Complications of pyeloplasty
Most surgeons advocate antibiotics on induction of anesthesia and for a varying duration post-operatively. Post-operative infection of the wound or stent does occasionally occur. Antibiotic/antifungal treatment should be adjusted to drug-sensitivities obtained from urine, blood or wound swab culture. Early removal of indwelling “plastic” is usually needed for resolution.
Pain or fever after surgery may indicate urine leak or failure of drainage through the anastomosis. This is confirmed on ultrasound and managed by insertion of a JJ stent and/or nephrostomy.
Persistent or recurrent obstruction can result from stricture formation or a flap-valve at the anastomosis, which may reflect an anastomosis placed too high on the renal pelvis. Occasionally, a previously undiagnosed co-existing VUJ anomaly only becomes apparent after pyeloplasty (figure 6). Ureteropyelgraphy may be needed to accurately diagnose stricture formation at the UPJ or to identify a co-existing VUJ anomaly. Dilatation and stenting of the stenotic segment can be considered, although some children will require redo- pyeloplasty, or ureteric reimplantation after excision of the VUJ anomaly in the future. Re-operation rates for pyeloplasty are typically 3-5%1.
Loss of renal function can follow complications. However, the authors have also observed deterioration of differential function after pyeloplasty with a wide anastomosis on assessment, primarily in infants with increasing antenatal hydronephrosis and reduced renal function74,75.
Figure 6: Post-pyeloplasty nephro-ureterogram via the trans-anastomotic nephro-stent demonstrating a dilated ureter ending distally in a “beak” due to a co-existing VUJA, which had not been apparent pre-operatively.

Outcome of pyeloplasty and follow up
All considered, Anderson-Hynes pyeloplasty is extremely effective at relieving UPJ obstruction with reported success rates consistently above 95%. Follow up should include ultrasound and Mag3. Surgical success is indicated by resolution of symptoms, stable or reduced hydronephrosis with stable or improved differential renal function; improvement in drainage on Mag3 is frequently observed. However, it is important to stress that, especially in grossly hydronephrotic kidneys, slow or lack of drainage does still not equate obstruction (see renal scintigraphy section).

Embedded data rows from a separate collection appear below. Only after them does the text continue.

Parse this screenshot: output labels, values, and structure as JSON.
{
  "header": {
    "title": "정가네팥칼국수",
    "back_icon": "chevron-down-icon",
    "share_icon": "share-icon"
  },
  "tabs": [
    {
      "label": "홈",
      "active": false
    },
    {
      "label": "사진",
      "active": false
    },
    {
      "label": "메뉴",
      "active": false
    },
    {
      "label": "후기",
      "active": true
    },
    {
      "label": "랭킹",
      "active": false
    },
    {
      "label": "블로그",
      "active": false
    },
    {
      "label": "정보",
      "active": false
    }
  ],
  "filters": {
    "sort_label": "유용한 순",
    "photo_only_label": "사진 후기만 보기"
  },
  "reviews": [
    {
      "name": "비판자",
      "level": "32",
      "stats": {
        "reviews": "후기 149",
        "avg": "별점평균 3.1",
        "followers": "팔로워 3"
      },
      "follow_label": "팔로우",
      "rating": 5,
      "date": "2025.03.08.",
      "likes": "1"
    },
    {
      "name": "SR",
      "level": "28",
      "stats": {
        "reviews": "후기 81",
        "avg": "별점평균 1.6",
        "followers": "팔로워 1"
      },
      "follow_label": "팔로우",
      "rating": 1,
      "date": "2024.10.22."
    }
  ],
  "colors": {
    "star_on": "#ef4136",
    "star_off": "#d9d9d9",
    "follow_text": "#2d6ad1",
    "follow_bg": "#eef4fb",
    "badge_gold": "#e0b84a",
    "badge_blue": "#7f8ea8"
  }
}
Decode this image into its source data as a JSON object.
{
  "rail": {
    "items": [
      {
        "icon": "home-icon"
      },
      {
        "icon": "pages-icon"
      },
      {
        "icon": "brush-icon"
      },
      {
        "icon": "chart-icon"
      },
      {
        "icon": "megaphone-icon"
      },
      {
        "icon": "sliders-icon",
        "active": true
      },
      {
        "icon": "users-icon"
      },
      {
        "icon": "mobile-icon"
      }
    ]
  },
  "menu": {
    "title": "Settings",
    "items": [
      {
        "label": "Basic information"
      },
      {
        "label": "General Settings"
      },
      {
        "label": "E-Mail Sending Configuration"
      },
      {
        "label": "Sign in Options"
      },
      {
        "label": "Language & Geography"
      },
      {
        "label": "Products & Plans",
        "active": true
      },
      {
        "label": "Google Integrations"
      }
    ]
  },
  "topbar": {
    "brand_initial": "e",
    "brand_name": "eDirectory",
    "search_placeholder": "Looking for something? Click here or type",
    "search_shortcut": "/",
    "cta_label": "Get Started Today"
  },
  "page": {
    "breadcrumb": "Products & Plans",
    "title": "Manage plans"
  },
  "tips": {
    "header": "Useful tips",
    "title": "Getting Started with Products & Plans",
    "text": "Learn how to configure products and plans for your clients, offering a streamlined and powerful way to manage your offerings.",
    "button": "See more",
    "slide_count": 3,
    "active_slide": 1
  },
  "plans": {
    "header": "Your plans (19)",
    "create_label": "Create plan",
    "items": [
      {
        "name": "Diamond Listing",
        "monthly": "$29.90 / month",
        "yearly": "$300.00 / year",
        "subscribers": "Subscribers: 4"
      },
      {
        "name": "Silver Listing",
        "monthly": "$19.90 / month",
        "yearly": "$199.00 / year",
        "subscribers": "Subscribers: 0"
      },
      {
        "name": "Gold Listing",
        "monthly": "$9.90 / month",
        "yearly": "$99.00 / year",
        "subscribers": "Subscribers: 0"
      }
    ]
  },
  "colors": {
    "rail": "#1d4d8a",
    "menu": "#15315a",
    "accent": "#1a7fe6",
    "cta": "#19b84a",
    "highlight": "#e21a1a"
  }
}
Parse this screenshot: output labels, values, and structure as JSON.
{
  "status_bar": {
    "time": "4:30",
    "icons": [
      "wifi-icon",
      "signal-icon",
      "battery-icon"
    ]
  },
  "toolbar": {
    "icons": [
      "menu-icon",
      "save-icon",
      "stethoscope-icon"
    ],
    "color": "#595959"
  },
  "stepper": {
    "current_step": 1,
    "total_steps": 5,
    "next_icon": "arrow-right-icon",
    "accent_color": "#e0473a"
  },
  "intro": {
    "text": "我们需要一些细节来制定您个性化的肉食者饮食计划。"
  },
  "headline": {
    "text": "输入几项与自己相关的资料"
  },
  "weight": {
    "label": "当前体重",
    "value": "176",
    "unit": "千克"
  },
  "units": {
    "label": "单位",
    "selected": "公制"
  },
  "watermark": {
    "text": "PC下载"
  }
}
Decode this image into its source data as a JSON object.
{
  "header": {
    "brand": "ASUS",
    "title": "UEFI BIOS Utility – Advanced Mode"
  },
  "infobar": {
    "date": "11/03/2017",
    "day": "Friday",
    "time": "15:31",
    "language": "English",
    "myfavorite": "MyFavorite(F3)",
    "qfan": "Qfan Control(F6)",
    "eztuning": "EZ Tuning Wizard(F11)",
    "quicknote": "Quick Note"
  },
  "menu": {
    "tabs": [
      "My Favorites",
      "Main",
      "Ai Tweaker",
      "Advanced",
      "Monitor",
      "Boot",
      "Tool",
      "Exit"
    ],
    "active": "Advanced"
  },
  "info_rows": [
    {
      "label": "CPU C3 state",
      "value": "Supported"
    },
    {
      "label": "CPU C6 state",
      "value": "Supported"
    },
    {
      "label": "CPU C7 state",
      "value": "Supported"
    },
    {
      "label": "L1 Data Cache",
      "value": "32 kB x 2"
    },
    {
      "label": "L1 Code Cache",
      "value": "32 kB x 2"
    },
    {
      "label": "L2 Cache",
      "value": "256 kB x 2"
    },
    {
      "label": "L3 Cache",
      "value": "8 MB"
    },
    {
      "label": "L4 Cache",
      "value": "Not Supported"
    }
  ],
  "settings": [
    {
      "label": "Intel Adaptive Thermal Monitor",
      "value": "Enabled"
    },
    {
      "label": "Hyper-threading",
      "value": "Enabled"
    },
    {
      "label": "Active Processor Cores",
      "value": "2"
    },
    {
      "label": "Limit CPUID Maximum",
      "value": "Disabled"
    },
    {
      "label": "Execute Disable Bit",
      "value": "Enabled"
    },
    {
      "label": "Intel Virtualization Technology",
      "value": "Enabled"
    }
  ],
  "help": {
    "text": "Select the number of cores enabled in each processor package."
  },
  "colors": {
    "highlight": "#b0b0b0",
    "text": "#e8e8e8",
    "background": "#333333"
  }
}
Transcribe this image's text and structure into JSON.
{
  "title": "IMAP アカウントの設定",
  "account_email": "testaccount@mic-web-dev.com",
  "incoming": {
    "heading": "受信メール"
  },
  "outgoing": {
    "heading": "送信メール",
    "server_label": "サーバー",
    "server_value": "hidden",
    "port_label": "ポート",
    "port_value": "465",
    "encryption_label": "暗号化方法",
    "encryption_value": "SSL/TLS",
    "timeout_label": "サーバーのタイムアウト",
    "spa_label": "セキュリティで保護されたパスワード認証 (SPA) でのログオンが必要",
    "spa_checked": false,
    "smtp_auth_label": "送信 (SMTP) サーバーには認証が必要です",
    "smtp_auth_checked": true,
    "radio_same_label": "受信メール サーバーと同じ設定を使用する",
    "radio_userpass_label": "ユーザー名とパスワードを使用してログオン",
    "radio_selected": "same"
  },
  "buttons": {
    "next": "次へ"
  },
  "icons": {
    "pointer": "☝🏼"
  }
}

Patients may be discharged from post-operative follow up after one Mag3 and two ultrasound scans if these show hydronephrosis decreased and differential function stable or improved. Patients and their parents should be counseled on the symptoms and signs of urinary tract infection, and that this or the appearance of pain should prompt a repeat ultrasound scan in the future. In particular for kidneys with gross hydronephrosis, a longer period of follow up with serial ultrasounds is usually required to ascertain success1. Mag3 studies may also need to be repeated to track changes in differential function.